Despite the convenience of online shopping, consumers can find the amount of choice overwhelming and still want an experience and to handle goods before purchasing.

So, while physical shopping trips are still very much in demand, stores must satisfy other needs as we now also want variety, quality and something unique. There are an increasing number of specialist shops and farmers’ markets selling artisan bread, local produce and pottering around these is an outing. Equally, high tech shopping ‘experiences’ such as Apple stores are popular.

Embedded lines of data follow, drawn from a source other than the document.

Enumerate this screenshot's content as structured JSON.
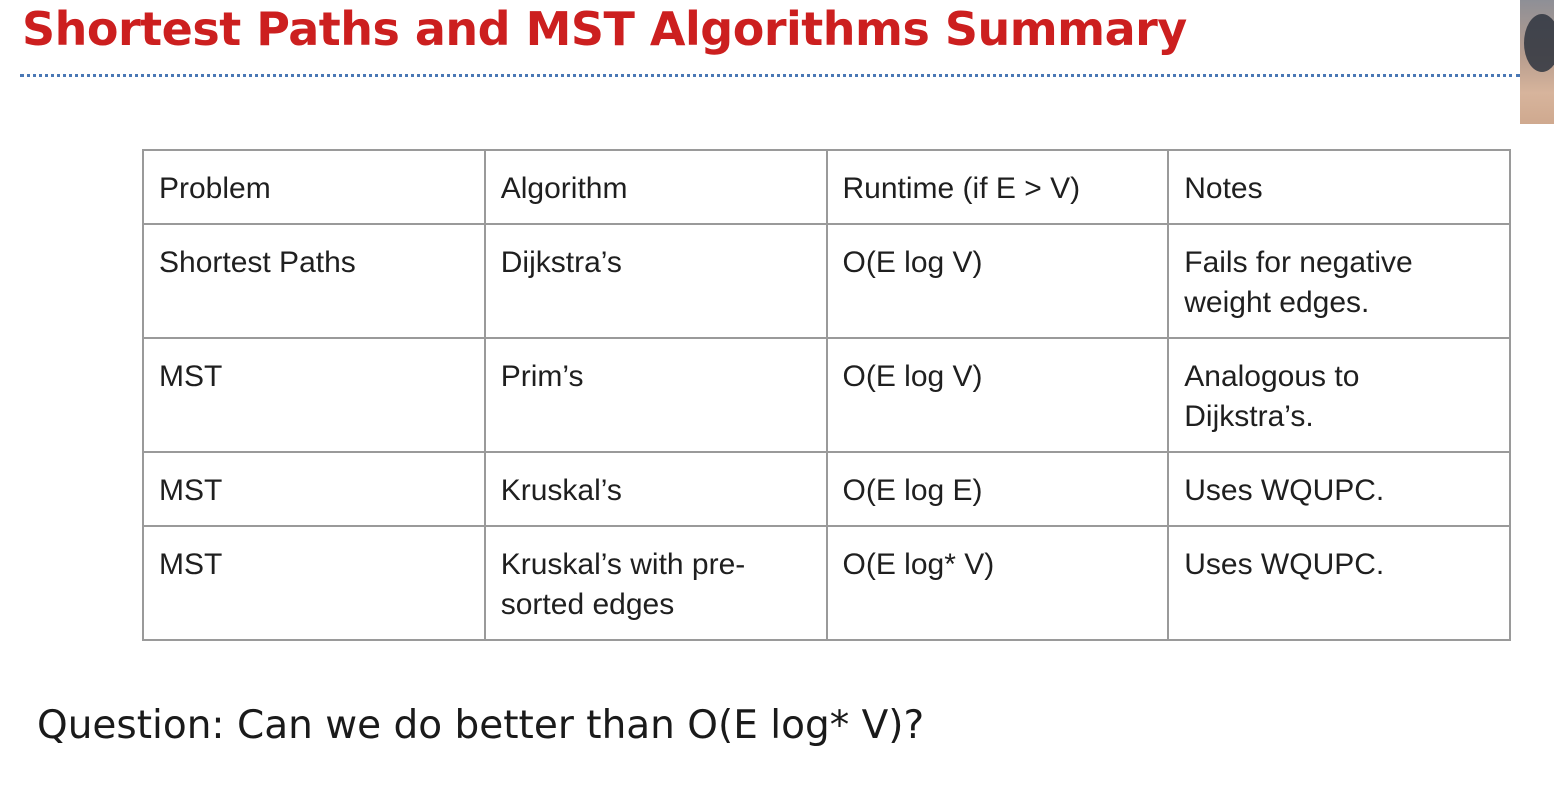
{
  "slide": {
    "title": "Shortest Paths and MST Algorithms Summary",
    "question": "Question: Can we do better than O(E log* V)?"
  },
  "colors": {
    "title": "#cc1f1f",
    "divider": "#4a78b5",
    "table_border": "#9a9a9a",
    "text": "#1a1a1a"
  },
  "table": {
    "headers": [
      "Problem",
      "Algorithm",
      "Runtime (if E > V)",
      "Notes"
    ],
    "rows": [
      [
        "Shortest Paths",
        "Dijkstra’s",
        "O(E log V)",
        "Fails for negative weight edges."
      ],
      [
        "MST",
        "Prim’s",
        "O(E log V)",
        "Analogous to Dijkstra’s."
      ],
      [
        "MST",
        "Kruskal’s",
        "O(E log E)",
        "Uses WQUPC."
      ],
      [
        "MST",
        "Kruskal’s with pre-sorted edges",
        "O(E log* V)",
        "Uses WQUPC."
      ]
    ]
  }
}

For convenience, big stores or shopping centres with everything on hand also hits the mark. ‘Physical stores and shopping centres will survive and thrive despite the challenges of internet retail and Europe’s economic woes’ says David Close, director for cross border retail at CBRE. It is these wide and varied shopping habits that retailers such as Tesco are tapping into.

However, before a retailer decides to ‘diversify’ its store to meet shopper’s changing needs, there are some essential legal points to consider:

  • Alterations - what physical works are needed to go ahead?

Most retailers lease their stores and this means they will usually need their landlord to agree to the works even if they are internal only. Many leases will allow demountable partitioning without consent but not the cabling that is essential for plans. In large stores such as supermarkets there may be more flexibility to do such work without contacting the landlord.

  • Planning permission - does the permission for the site allow you to go ahead or do you need to apply for a variation or new permission first?

Do the works proposed go so far as amounting to building operations or a material change of use both of which amount to development and require permission? Many permissions are not open A1 retail, but limit the type of goods that can be sold e.g. bulky goods only. Maybe your plans even go beyond pure retail use to include coffee shops, restaurants, an estate agency or another business offering a service (although an ancillary use does not need permission). There are sometimes changes you can make to the use without permission and the government is currently consulting about widening these, for example, to allow change from retail to use as a bank or a building society. Sometimes the description of the permission limits the use – ‘one retail shop’. On other occasions the conditions attached to the permission could cause a problem - for example, a condition saying the layout must remain as per the planning application plans.

  • Building control

Even if you don’t need planning permission you may well need building regulations approval for works.

  • Consent needed for occupation by others

If you occupy the store under a lease you will need to check carefully the parts setting out on what basis others can occupy against your plans to introduce another business. The business could be a group company and the lease may allow group sharing, you might just want a concession and this may or may not be allowed or you may want to get rid of the lease altogether or in part and need to think about whether you assign or underlet and get your landlord’s consent to do so.

  • Consent need for use

Many leases require landlord’s consent to a change of use.

  • Other restrictions to deal with

If you own the store freehold, a quick look at the legal title could reveal issues that need clearing to go ahead such as a restrictive covenant preventing the sale of alcohol if you had a restaurant serving wine and beer planned. As a tenant it is worth a quick read through the lease to make sure there are no other parts you need to address.

Normally all parties involved in a store (retailer, landlord, planners) will want it to succeed and in today’s market it is usually recognised more flexibility is needed - so with the right approach early on the above can be sorted quickly to avoid delay and unnecessary cost.

It is an exciting time for retail and shopping with so many changes afoot and new ideas abounding. Our nostalgic idea of a high street may be disappearing - how many of us can say we regularly used it - and in its place is emerging a whole new way of shopping.